The disease was first noticed in Europe around 1720 and coincidentally during that time, corn or maize was beginning to be imported from the Americas to Europe where it was grown in many areas. Some physicians from Spain noticed that the disease may be associated with corn-based diets; others stuck to to the toxin theory and spent many years searching for its origin with no success.
It was not until 1907 that a major epidemic occurred in the Southeast U.S. that prompted the government to begin a series of pellagra studies. By 1928, the epidemic peaked with the number of cases reaching 7,000 deaths. One of the investigators was Dr. Joseph Goldberger who believed that diet played a role.
To show that the disease was not caused by a toxin, Goldberger and 15 others including his wife, voluntarily drank or injected themselves with blood, urine, feces and skin cells from pellagra patients and no illness occurred. They later put these materials in capsules.

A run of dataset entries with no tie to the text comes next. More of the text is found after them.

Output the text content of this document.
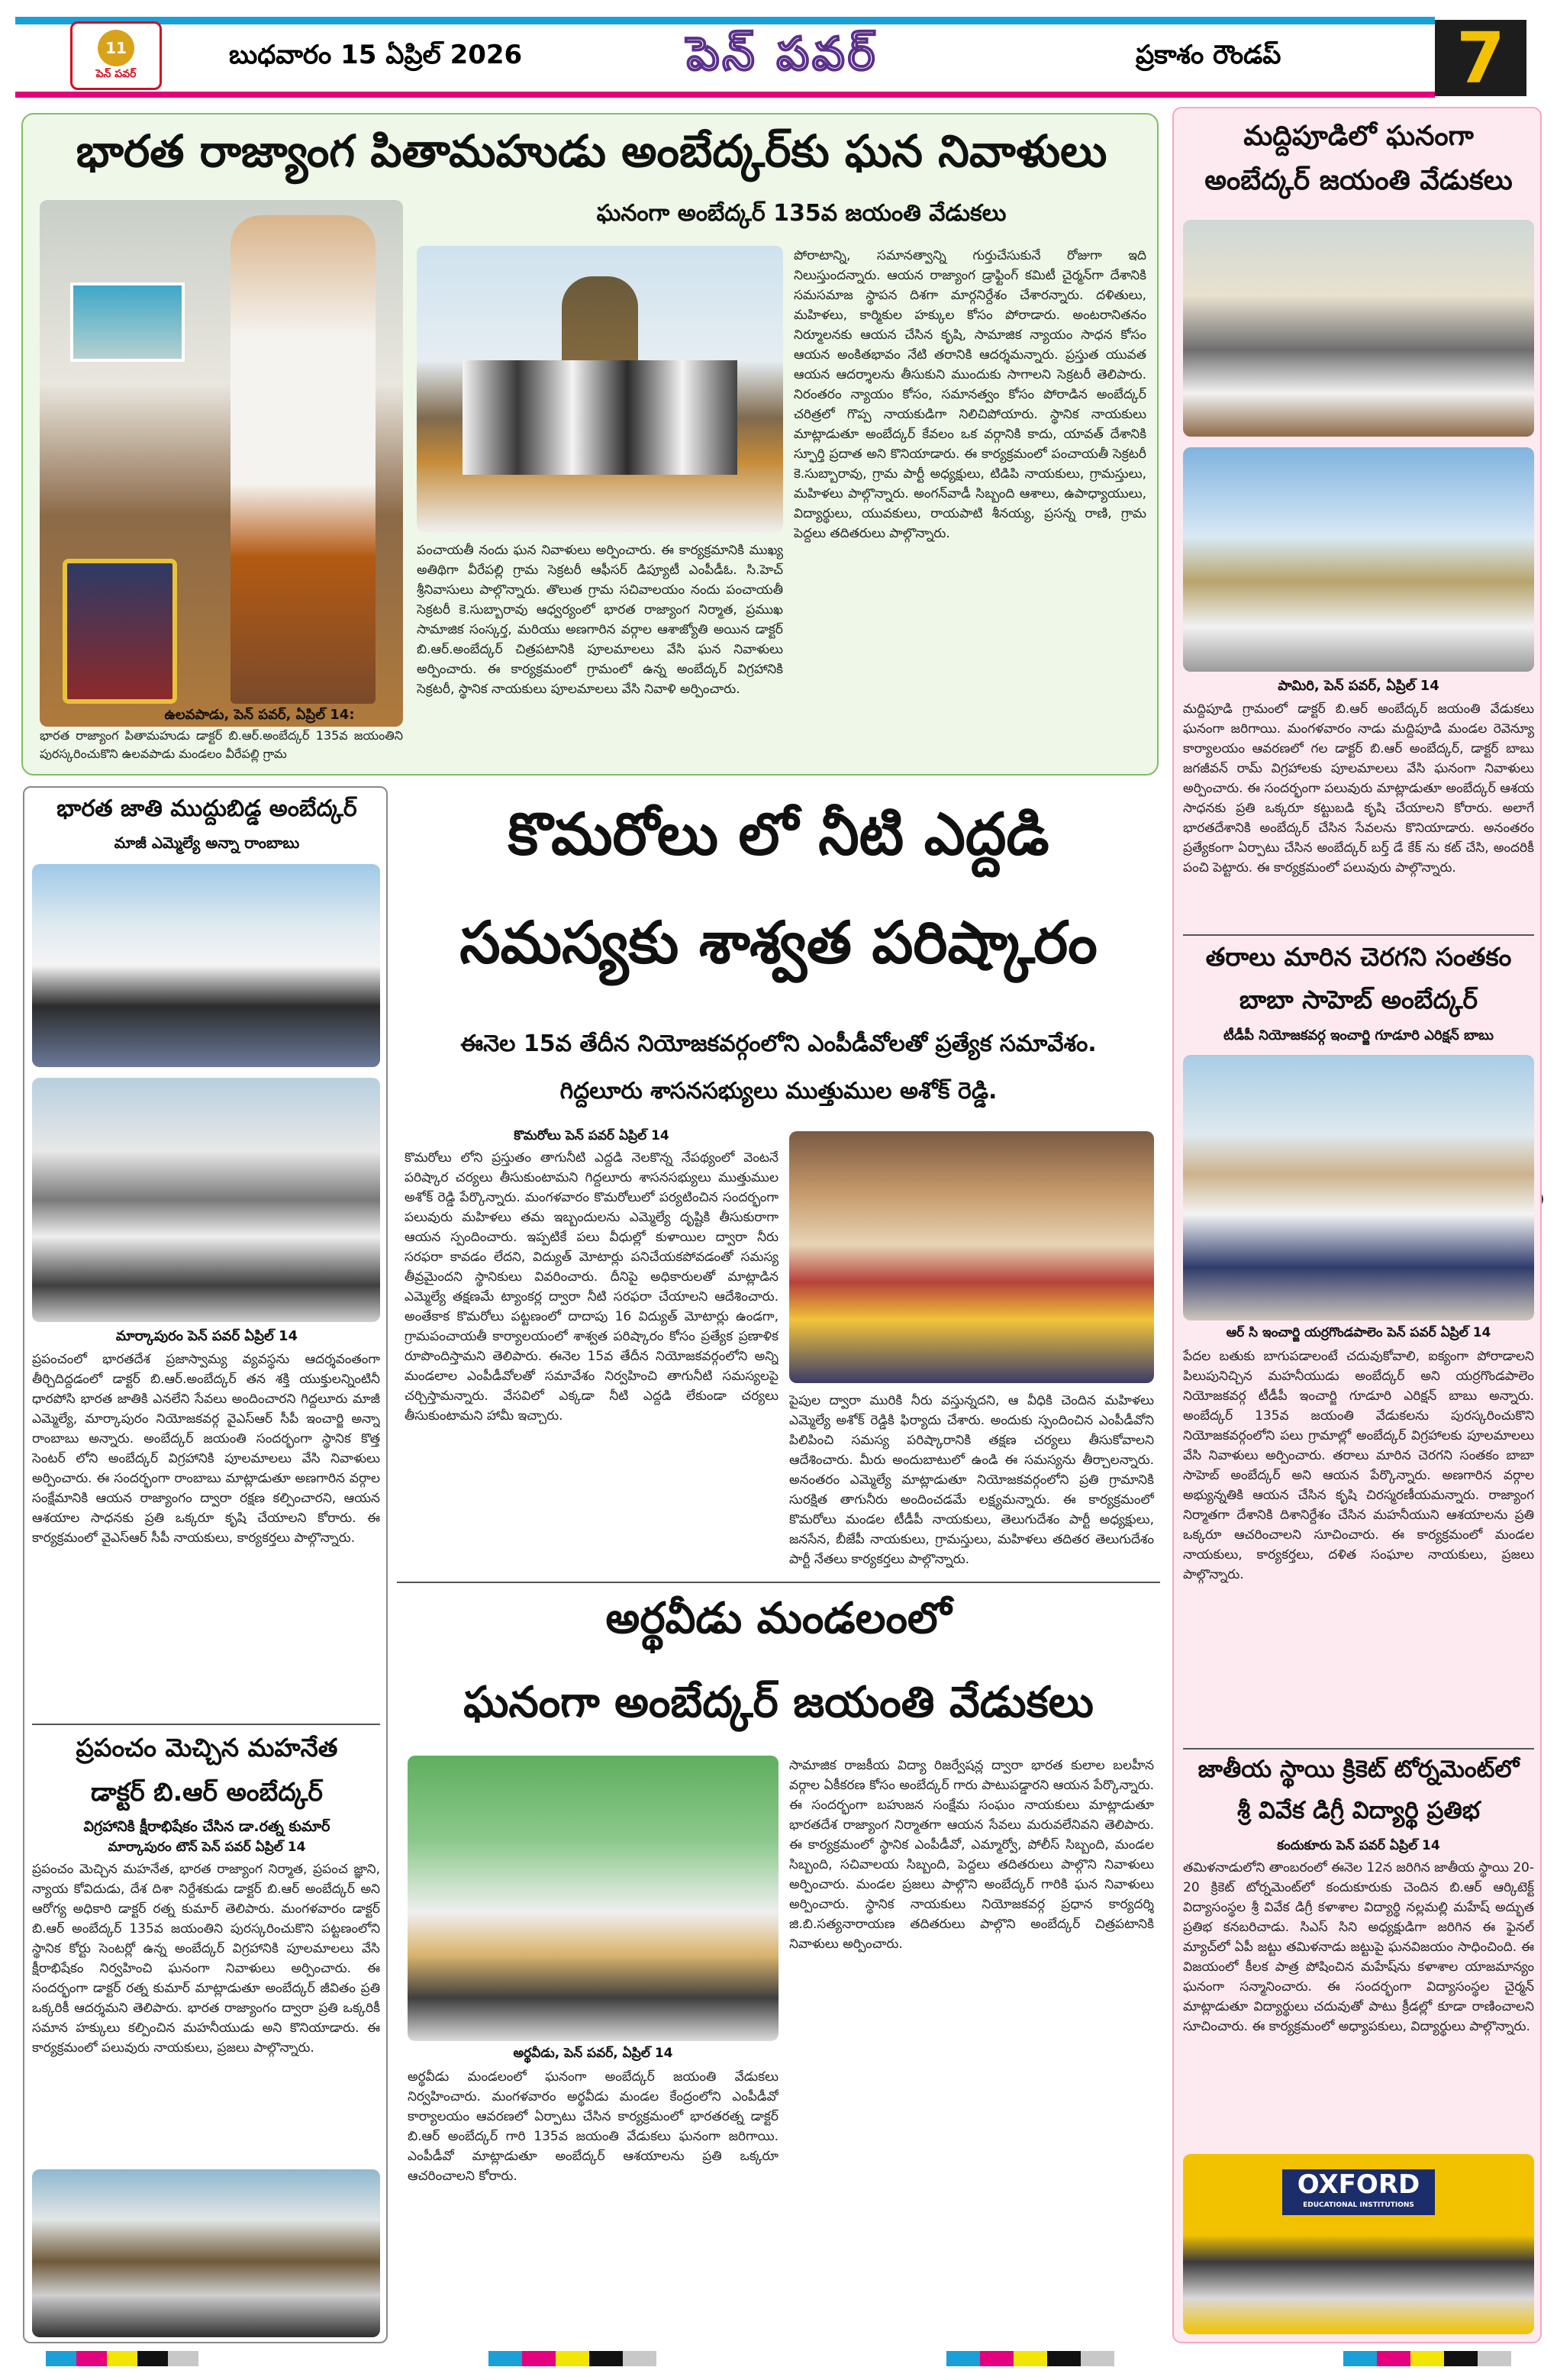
11
పెన్ పవర్
బుధవారం 15 ఏప్రిల్ 2026	పెన్ పవర్	ప్రకాశం రౌండప్	7
భారత రాజ్యాంగ పితామహుడు అంబేద్కర్‌కు ఘన నివాళులు
ఘనంగా అంబేద్కర్ 135వ జయంతి వేడుకలు
ఉలవపాడు, పెన్ పవర్, ఏప్రిల్ 14:
భారత రాజ్యాంగ పితామహుడు డాక్టర్ బి.ఆర్.అంబేద్కర్ 135వ జయంతిని పురస్కరించుకొని ఉలవపాడు మండలం వీరేపల్లి గ్రామ
పంచాయతీ నందు ఘన నివాళులు అర్పించారు. ఈ కార్యక్రమానికి ముఖ్య అతిథిగా వీరేపల్లి గ్రామ సెక్రటరీ ఆఫీసర్ డిప్యూటీ ఎంపీడీఓ. సి.హెచ్ శ్రీనివాసులు పాల్గొన్నారు. తొలుత గ్రామ సచివాలయం నందు పంచాయతీ సెక్రటరీ కె.సుబ్బారావు ఆధ్వర్యంలో భారత రాజ్యాంగ నిర్మాత, ప్రముఖ సామాజిక సంస్కర్త, మరియు అణగారిన వర్గాల ఆశాజ్యోతి అయిన డాక్టర్ బి.ఆర్.అంబేద్కర్ చిత్రపటానికి పూలమాలలు వేసి ఘన నివాళులు అర్పించారు. ఈ కార్యక్రమంలో గ్రామంలో ఉన్న అంబేద్కర్ విగ్రహానికి సెక్రటరీ, స్థానిక నాయకులు పూలమాలలు వేసి నివాళి అర్పించారు.
పోరాటాన్ని, సమానత్వాన్ని గుర్తుచేసుకునే రోజుగా ఇది నిలుస్తుందన్నారు. ఆయన రాజ్యాంగ డ్రాఫ్టింగ్ కమిటీ చైర్మన్‌గా దేశానికి సమసమాజ స్థాపన దిశగా మార్గనిర్దేశం చేశారన్నారు. దళితులు, మహిళలు, కార్మికుల హక్కుల కోసం పోరాడారు. అంటరానితనం నిర్మూలనకు ఆయన చేసిన కృషి, సామాజిక న్యాయం సాధన కోసం ఆయన అంకితభావం నేటి తరానికి ఆదర్శమన్నారు. ప్రస్తుత యువత ఆయన ఆదర్శాలను తీసుకుని ముందుకు సాగాలని సెక్రటరీ తెలిపారు. నిరంతరం న్యాయం కోసం, సమానత్వం కోసం పోరాడిన అంబేద్కర్ చరిత్రలో గొప్ప నాయకుడిగా నిలిచిపోయారు. స్థానిక నాయకులు మాట్లాడుతూ అంబేద్కర్ కేవలం ఒక వర్గానికి కాదు, యావత్ దేశానికి స్ఫూర్తి ప్రదాత అని కొనియాడారు. ఈ కార్యక్రమంలో పంచాయతీ సెక్రటరీ కె.సుబ్బారావు, గ్రామ పార్టీ అధ్యక్షులు, టిడిపి నాయకులు, గ్రామస్తులు, మహిళలు పాల్గొన్నారు. అంగన్‌వాడీ సిబ్బంది ఆశాలు, ఉపాధ్యాయులు, విద్యార్థులు, యువకులు, రాయపాటి శీనయ్య, ప్రసన్న రాణి, గ్రామ పెద్దలు తదితరులు పాల్గొన్నారు.
మద్దిపూడిలో ఘనంగా
అంబేద్కర్ జయంతి వేడుకలు
పామిరి, పెన్ పవర్, ఏప్రిల్ 14
మద్దిపూడి గ్రామంలో డాక్టర్ బి.ఆర్ అంబేద్కర్ జయంతి వేడుకలు ఘనంగా జరిగాయి. మంగళవారం నాడు మద్దిపూడి మండల రెవెన్యూ కార్యాలయం ఆవరణలో గల డాక్టర్ బి.ఆర్ అంబేద్కర్, డాక్టర్ బాబు జగజీవన్ రామ్ విగ్రహాలకు పూలమాలలు వేసి ఘనంగా నివాళులు అర్పించారు. ఈ సందర్భంగా పలువురు మాట్లాడుతూ అంబేద్కర్ ఆశయ సాధనకు ప్రతి ఒక్కరూ కట్టుబడి కృషి చేయాలని కోరారు. అలాగే భారతదేశానికి అంబేద్కర్ చేసిన సేవలను కొనియాడారు. అనంతరం ప్రత్యేకంగా ఏర్పాటు చేసిన అంబేద్కర్ బర్త్ డే కేక్ ను కట్ చేసి, అందరికీ పంచి పెట్టారు. ఈ కార్యక్రమంలో పలువురు పాల్గొన్నారు.
తరాలు మారిన చెరగని సంతకం
బాబా సాహెబ్ అంబేద్కర్
టీడీపీ నియోజకవర్గ ఇంచార్జి గూడూరి ఎరిక్షన్ బాబు
ఆర్ సి ఇంచార్జి యర్రగొండపాలెం పెన్ పవర్ ఏప్రిల్ 14
పేదల బతుకు బాగుపడాలంటే చదువుకోవాలి, ఐక్యంగా పోరాడాలని పిలుపునిచ్చిన మహనీయుడు అంబేద్కర్ అని యర్రగొండపాలెం నియోజకవర్గ టీడీపీ ఇంచార్జి గూడూరి ఎరిక్షన్ బాబు అన్నారు. అంబేద్కర్ 135వ జయంతి వేడుకలను పురస్కరించుకొని నియోజకవర్గంలోని పలు గ్రామాల్లో అంబేద్కర్ విగ్రహాలకు పూలమాలలు వేసి నివాళులు అర్పించారు. తరాలు మారిన చెరగని సంతకం బాబా సాహెబ్ అంబేద్కర్ అని ఆయన పేర్కొన్నారు. అణగారిన వర్గాల అభ్యున్నతికి ఆయన చేసిన కృషి చిరస్మరణీయమన్నారు. రాజ్యాంగ నిర్మాతగా దేశానికి దిశానిర్దేశం చేసిన మహనీయుని ఆశయాలను ప్రతి ఒక్కరూ ఆచరించాలని సూచించారు. ఈ కార్యక్రమంలో మండల నాయకులు, కార్యకర్తలు, దళిత సంఘాల నాయకులు, ప్రజలు పాల్గొన్నారు.
జాతీయ స్థాయి క్రికెట్ టోర్నమెంట్‌లో
శ్రీ వివేక డిగ్రీ విద్యార్థి ప్రతిభ
కందుకూరు పెన్ పవర్ ఏప్రిల్ 14
తమిళనాడులోని తాంబరంలో ఈనెల 12న జరిగిన జాతీయ స్థాయి 20-20 క్రికెట్ టోర్నమెంట్‌లో కందుకూరుకు చెందిన బి.ఆర్ ఆర్కిటెక్ట్ విద్యాసంస్థల శ్రీ వివేక డిగ్రీ కళాశాల విద్యార్థి నల్లమల్లి మహేష్ అద్భుత ప్రతిభ కనబరిచాడు. సిఎస్ సిని అధ్యక్షుడిగా జరిగిన ఈ ఫైనల్ మ్యాచ్‌లో ఏపీ జట్టు తమిళనాడు జట్టుపై ఘనవిజయం సాధించింది. ఈ విజయంలో కీలక పాత్ర పోషించిన మహేష్‌ను కళాశాల యాజమాన్యం ఘనంగా సన్మానించారు. ఈ సందర్భంగా విద్యాసంస్థల చైర్మన్ మాట్లాడుతూ విద్యార్థులు చదువుతో పాటు క్రీడల్లో కూడా రాణించాలని సూచించారు. ఈ కార్యక్రమంలో అధ్యాపకులు, విద్యార్థులు పాల్గొన్నారు.
OXFORD
EDUCATIONAL INSTITUTIONS
భారత జాతి ముద్దుబిడ్డ అంబేద్కర్
మాజీ ఎమ్మెల్యే అన్నా రాంబాబు
మార్కాపురం పెన్ పవర్ ఏప్రిల్ 14
ప్రపంచంలో భారతదేశ ప్రజాస్వామ్య వ్యవస్థను ఆదర్శవంతంగా తీర్చిదిద్దడంలో డాక్టర్ బి.ఆర్.అంబేద్కర్ తన శక్తి యుక్తులన్నింటినీ ధారపోసి భారత జాతికి ఎనలేని సేవలు అందించారని గిద్దలూరు మాజీ ఎమ్మెల్యే, మార్కాపురం నియోజకవర్గ వైఎస్ఆర్ సీపీ ఇంచార్జి అన్నా రాంబాబు అన్నారు. అంబేద్కర్ జయంతి సందర్భంగా స్థానిక కొత్త సెంటర్ లోని అంబేద్కర్ విగ్రహానికి పూలమాలలు వేసి నివాళులు అర్పించారు. ఈ సందర్భంగా రాంబాబు మాట్లాడుతూ అణగారిన వర్గాల సంక్షేమానికి ఆయన రాజ్యాంగం ద్వారా రక్షణ కల్పించారని, ఆయన ఆశయాల సాధనకు ప్రతి ఒక్కరూ కృషి చేయాలని కోరారు. ఈ కార్యక్రమంలో వైఎస్ఆర్ సీపీ నాయకులు, కార్యకర్తలు పాల్గొన్నారు.
ప్రపంచం మెచ్చిన మహనేత
డాక్టర్ బి.ఆర్ అంబేద్కర్
విగ్రహానికి క్షీరాభిషేకం చేసిన డా.రత్న కుమార్
మార్కాపురం టౌన్ పెన్ పవర్ ఏప్రిల్ 14
ప్రపంచం మెచ్చిన మహనేత, భారత రాజ్యాంగ నిర్మాత, ప్రపంచ జ్ఞాని, న్యాయ కోవిదుడు, దేశ దిశా నిర్దేశకుడు డాక్టర్ బి.ఆర్ అంబేద్కర్ అని ఆరోగ్య అధికారి డాక్టర్ రత్న కుమార్ తెలిపారు. మంగళవారం డాక్టర్ బి.ఆర్ అంబేద్కర్ 135వ జయంతిని పురస్కరించుకొని పట్టణంలోని స్థానిక కోర్టు సెంటర్లో ఉన్న అంబేద్కర్ విగ్రహానికి పూలమాలలు వేసి క్షీరాభిషేకం నిర్వహించి ఘనంగా నివాళులు అర్పించారు. ఈ సందర్భంగా డాక్టర్ రత్న కుమార్ మాట్లాడుతూ అంబేద్కర్ జీవితం ప్రతి ఒక్కరికీ ఆదర్శమని తెలిపారు. భారత రాజ్యాంగం ద్వారా ప్రతి ఒక్కరికీ సమాన హక్కులు కల్పించిన మహనీయుడు అని కొనియాడారు. ఈ కార్యక్రమంలో పలువురు నాయకులు, ప్రజలు పాల్గొన్నారు.
కొమరోలు లో నీటి ఎద్దడి
సమస్యకు శాశ్వత పరిష్కారం
ఈనెల 15వ తేదీన నియోజకవర్గంలోని ఎంపీడీవోలతో ప్రత్యేక సమావేశం.
గిద్దలూరు శాసనసభ్యులు ముత్తుముల అశోక్ రెడ్డి.
కొమరోలు పెన్ పవర్ ఏప్రిల్ 14
కొమరోలు లోని ప్రస్తుతం తాగునీటి ఎద్దడి నెలకొన్న నేపథ్యంలో వెంటనే పరిష్కార చర్యలు తీసుకుంటామని గిద్దలూరు శాసనసభ్యులు ముత్తుముల అశోక్ రెడ్డి పేర్కొన్నారు. మంగళవారం కొమరోలులో పర్యటించిన సందర్భంగా పలువురు మహిళలు తమ ఇబ్బందులను ఎమ్మెల్యే దృష్టికి తీసుకురాగా ఆయన స్పందించారు. ఇప్పటికే పలు వీధుల్లో కుళాయిల ద్వారా నీరు సరఫరా కావడం లేదని, విద్యుత్ మోటార్లు పనిచేయకపోవడంతో సమస్య తీవ్రమైందని స్థానికులు వివరించారు. దీనిపై అధికారులతో మాట్లాడిన ఎమ్మెల్యే తక్షణమే ట్యాంకర్ల ద్వారా నీటి సరఫరా చేయాలని ఆదేశించారు. అంతేకాక కొమరోలు పట్టణంలో దాదాపు 16 విద్యుత్ మోటార్లు ఉండగా, గ్రామపంచాయతీ కార్యాలయంలో శాశ్వత పరిష్కారం కోసం ప్రత్యేక ప్రణాళిక రూపొందిస్తామని తెలిపారు. ఈనెల 15వ తేదీన నియోజకవర్గంలోని అన్ని మండలాల ఎంపీడీవోలతో సమావేశం నిర్వహించి తాగునీటి సమస్యలపై చర్చిస్తామన్నారు. వేసవిలో ఎక్కడా నీటి ఎద్దడి లేకుండా చర్యలు తీసుకుంటామని హామీ ఇచ్చారు.
పైపుల ద్వారా మురికి నీరు వస్తున్నదని, ఆ వీధికి చెందిన మహిళలు ఎమ్మెల్యే అశోక్ రెడ్డికి ఫిర్యాదు చేశారు. అందుకు స్పందించిన ఎంపీడీవోని పిలిపించి సమస్య పరిష్కారానికి తక్షణ చర్యలు తీసుకోవాలని ఆదేశించారు. మీరు అందుబాటులో ఉండి ఈ సమస్యను తీర్చాలన్నారు. అనంతరం ఎమ్మెల్యే మాట్లాడుతూ నియోజకవర్గంలోని ప్రతి గ్రామానికి సురక్షిత తాగునీరు అందించడమే లక్ష్యమన్నారు. ఈ కార్యక్రమంలో కొమరోలు మండల టీడీపీ నాయకులు, తెలుగుదేశం పార్టీ అధ్యక్షులు, జనసేన, బీజేపీ నాయకులు, గ్రామస్తులు, మహిళలు తదితర తెలుగుదేశం పార్టీ నేతలు కార్యకర్తలు పాల్గొన్నారు.
అర్థవీడు మండలంలో
ఘనంగా అంబేద్కర్ జయంతి వేడుకలు
అర్థవీడు, పెన్ పవర్, ఏప్రిల్ 14
అర్థవీడు మండలంలో ఘనంగా అంబేద్కర్ జయంతి వేడుకలు నిర్వహించారు. మంగళవారం అర్థవీడు మండల కేంద్రంలోని ఎంపీడీవో కార్యాలయం ఆవరణలో ఏర్పాటు చేసిన కార్యక్రమంలో భారతరత్న డాక్టర్ బి.ఆర్ అంబేద్కర్ గారి 135వ జయంతి వేడుకలు ఘనంగా జరిగాయి. ఎంపీడీవో మాట్లాడుతూ అంబేద్కర్ ఆశయాలను ప్రతి ఒక్కరూ ఆచరించాలని కోరారు.
సామాజిక రాజకీయ విద్యా రిజర్వేషన్ల ద్వారా భారత కులాల బలహీన వర్గాల ఏకీకరణ కోసం అంబేద్కర్ గారు పాటుపడ్డారని ఆయన పేర్కొన్నారు. ఈ సందర్భంగా బహుజన సంక్షేమ సంఘం నాయకులు మాట్లాడుతూ భారతదేశ రాజ్యాంగ నిర్మాతగా ఆయన సేవలు మరువలేనివని తెలిపారు. ఈ కార్యక్రమంలో స్థానిక ఎంపీడీవో, ఎమ్మార్వో, పోలీస్ సిబ్బంది, మండల సిబ్బంది, సచివాలయ సిబ్బంది, పెద్దలు తదితరులు పాల్గొని నివాళులు అర్పించారు. మండల ప్రజలు పాల్గొని అంబేద్కర్ గారికి ఘన నివాళులు అర్పించారు. స్థానిక నాయకులు నియోజకవర్గ ప్రధాన కార్యదర్శి జి.బి.సత్యనారాయణ తదితరులు పాల్గొని అంబేద్కర్ చిత్రపటానికి నివాళులు అర్పించారు.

It was observed that the disease struck people who ate diets mainly of corn meal, salt pork, lard and molasses. When given meat, eggs and milk, the disease abated. Goldberger did just that in an experiment with volunteer prisoners. When most of the prisoners suffered from pellagra on the deficient diet, Goldberger concluded that the diet was the culprit and could be cured by what he called a “P-P factor.” More than 30 years later, an American biochemist, Conrad Elvehjem finally proved that the P-P factor was nicotinic acid, commonly known as the B vitamin, Bniacin.
Not until 1936, did the Council on Foods and Nutrition of the American Medical Association recommended the fortification of food. This led to the voluntary enrichment of flour with thiamin, riboflavin, niacin and iron. This resulted in a decrease in deaths from pellagra of over 3,000 in 1938 to only about 1500 in 1943. Then mandatory enrichment in most states further decreased the death rate to nearly zero by1954.
How quickly we forget how severe a nutritional deficiency disease can become. Other deficiency diseases from B vitamins alone in the early days of refining flour included beriberi from a thiamine deficit and ariboflavinosis from a lack of riboflavin. Refinement stripped these nutrients found in whole grains resulting in a poor diet.
To this day, we still have severe problems in developing countries of death and blindness from a deficiency of vitamin A. It is estimated that 250,000 to 500,000 children go blind annually. To alleviate the problem, food fortification and supplementation has been relatively successful in curbing the deficiency. For example, fortification of sugar in Guatemala maintains vitamin A status and in Africa and South-East Asia, growing fruits and vegetables in home gardens complements dietary fortification. The story of pellagra was a lesson learned.